423P - NF-κB signaling pathway activity leads to identification of novel molecular biomarkers in HPV-associated head and neck cancer

Background

Intense multimodality therapy leads to treatment associated morbidity in patients, thereby generating a need for de-intensification strategies. Individualized treatment for these patients is hindered due to lack of biomarkers that can identify patients that are at low risk of recurrence.

Methods

We applied an unbiased approach (weighted gene correlation network analysis (WGCNA)) that allows detection of autocorrelated gene sets on 4 independent cohorts of HPV+ HNSCC including a novel UNC cohort of 56 patients that we sequenced and a prospective clinical trial study.

Results

22 consensus transcriptional modules were identified by selecting genes that grouped together in WGCNA analyses from all 4 cohorts.

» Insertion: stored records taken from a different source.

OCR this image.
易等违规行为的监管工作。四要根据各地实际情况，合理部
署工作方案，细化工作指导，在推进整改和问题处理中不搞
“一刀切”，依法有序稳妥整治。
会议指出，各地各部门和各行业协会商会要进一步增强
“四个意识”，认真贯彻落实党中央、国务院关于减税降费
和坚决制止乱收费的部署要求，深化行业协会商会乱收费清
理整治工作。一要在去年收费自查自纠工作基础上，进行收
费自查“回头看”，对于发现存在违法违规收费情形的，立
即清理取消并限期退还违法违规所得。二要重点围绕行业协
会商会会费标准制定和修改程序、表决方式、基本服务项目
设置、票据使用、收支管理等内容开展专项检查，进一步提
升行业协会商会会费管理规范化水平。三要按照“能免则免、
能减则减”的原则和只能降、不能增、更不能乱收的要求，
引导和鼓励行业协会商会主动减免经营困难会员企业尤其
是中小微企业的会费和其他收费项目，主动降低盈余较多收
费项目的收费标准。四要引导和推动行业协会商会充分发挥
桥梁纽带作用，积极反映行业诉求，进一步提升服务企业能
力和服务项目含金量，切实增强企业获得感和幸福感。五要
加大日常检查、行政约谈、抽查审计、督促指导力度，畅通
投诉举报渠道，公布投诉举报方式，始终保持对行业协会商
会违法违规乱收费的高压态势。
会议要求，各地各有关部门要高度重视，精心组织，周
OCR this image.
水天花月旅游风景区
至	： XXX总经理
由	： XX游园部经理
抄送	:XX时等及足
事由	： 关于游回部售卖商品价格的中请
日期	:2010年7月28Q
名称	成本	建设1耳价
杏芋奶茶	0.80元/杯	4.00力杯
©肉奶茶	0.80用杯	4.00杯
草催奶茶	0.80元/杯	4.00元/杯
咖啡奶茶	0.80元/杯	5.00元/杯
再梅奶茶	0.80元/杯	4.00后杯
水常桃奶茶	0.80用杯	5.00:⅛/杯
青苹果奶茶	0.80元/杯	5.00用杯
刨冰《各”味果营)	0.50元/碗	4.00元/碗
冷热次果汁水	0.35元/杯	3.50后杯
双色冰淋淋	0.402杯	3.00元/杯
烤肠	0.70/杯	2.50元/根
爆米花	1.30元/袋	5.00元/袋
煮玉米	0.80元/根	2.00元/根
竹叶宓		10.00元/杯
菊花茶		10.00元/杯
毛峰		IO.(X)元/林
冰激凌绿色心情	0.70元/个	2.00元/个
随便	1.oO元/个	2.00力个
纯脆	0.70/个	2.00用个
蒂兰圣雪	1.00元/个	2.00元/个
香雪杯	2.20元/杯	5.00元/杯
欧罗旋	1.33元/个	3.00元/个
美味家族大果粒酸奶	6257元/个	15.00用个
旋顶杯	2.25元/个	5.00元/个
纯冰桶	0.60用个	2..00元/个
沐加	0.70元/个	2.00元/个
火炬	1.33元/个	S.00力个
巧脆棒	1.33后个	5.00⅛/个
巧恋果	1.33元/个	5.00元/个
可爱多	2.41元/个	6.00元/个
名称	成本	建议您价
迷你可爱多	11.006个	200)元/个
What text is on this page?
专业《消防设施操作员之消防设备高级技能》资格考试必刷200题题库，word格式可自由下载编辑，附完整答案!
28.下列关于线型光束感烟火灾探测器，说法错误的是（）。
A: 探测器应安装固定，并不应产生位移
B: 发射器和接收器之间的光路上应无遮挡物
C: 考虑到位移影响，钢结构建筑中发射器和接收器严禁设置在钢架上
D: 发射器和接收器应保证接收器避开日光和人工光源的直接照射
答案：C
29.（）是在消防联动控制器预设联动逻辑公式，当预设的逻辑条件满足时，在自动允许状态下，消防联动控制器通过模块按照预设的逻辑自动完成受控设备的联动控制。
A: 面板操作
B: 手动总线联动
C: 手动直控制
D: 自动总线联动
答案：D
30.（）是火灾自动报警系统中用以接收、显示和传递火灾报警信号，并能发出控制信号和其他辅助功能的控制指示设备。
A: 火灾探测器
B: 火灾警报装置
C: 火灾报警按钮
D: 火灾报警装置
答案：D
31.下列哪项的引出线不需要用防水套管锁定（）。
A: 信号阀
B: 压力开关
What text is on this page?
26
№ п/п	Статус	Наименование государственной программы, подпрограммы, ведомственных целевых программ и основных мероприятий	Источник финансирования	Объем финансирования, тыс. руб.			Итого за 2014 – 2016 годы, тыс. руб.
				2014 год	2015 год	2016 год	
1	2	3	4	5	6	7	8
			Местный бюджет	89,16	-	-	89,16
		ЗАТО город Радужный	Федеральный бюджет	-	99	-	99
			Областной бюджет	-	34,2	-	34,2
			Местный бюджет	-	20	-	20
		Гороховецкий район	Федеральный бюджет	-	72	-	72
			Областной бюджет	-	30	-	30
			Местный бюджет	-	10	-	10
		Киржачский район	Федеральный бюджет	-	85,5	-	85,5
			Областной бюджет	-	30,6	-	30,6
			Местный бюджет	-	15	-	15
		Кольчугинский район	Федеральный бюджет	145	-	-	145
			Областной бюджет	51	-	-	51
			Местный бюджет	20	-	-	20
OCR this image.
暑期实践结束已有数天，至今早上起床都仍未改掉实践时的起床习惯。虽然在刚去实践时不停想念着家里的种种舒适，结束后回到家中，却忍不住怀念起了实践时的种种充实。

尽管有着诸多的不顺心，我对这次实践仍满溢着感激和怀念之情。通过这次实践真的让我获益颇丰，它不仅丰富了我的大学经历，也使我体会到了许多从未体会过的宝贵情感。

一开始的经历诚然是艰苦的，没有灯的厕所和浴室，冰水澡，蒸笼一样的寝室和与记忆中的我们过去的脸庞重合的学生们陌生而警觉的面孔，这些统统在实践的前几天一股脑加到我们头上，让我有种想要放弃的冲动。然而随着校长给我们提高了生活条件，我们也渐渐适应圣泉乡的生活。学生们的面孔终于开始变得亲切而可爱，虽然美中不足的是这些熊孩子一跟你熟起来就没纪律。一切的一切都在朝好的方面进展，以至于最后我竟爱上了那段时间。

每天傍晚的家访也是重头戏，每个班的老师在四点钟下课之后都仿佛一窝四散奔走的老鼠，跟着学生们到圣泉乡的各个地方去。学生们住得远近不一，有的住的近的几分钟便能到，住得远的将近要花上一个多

Interestingly, only 1 module intrinsically divided HPV+ HNSCC into 2 subtypes, displaying different mutational profiles, mutational signatures, HPV gene expression patterns, HPV integration status, and patient survival. GSEA revealed that this module was enriched in NF-kB genes and strongly associated with NF-κB signaling, confirming our prior findings that defined HPV+ HNSCC subtypes by presence or absence of NF-kB regulators, TRAF3 or CYLD defects and by the NF-κB activity classifier. NF-kB-driven intrinsic tumor characteristics contribute to increased sensitivity of NF-kB active HPV+ head and neck tumors to radiation, providing patients survival benefits. TRAF3 or CYLD deletion dramatically increased radiation sensitivity of HPV+ head and neck cancer cells. The survival benefit of HPV+ vs. HPV-negative HNSCC is attributable to the subtype of HNSCC with highly active NF-κB, suggesting that this subtype is more responsive to treatment. Our studies also revealed a strong inverse relationship between NF-kB activity and NRF2 signaling and increased NRF2 activity is associated with radiation therapy resistance in many cancers, including HPV-negative HNSCC; however, HPV-positive HNSCCs rarely harbor NRF2 activating mutations.

Conclusions

Risk stratifying subtypes of HPV+ HNSCC will serve as the foundation for new or de-intensified therapies. Tumor subclassification based on high or low NF-κB and NRF2 signaling may help guide selection of therapeutic intensity for patients with HPV+ HNSCC.

Clinical trial identification

Editorial acknowledgement

Legal entity responsible for the study

The authors.

Funding

NIH.

Disclosure

All authors have declared no conflicts of interest.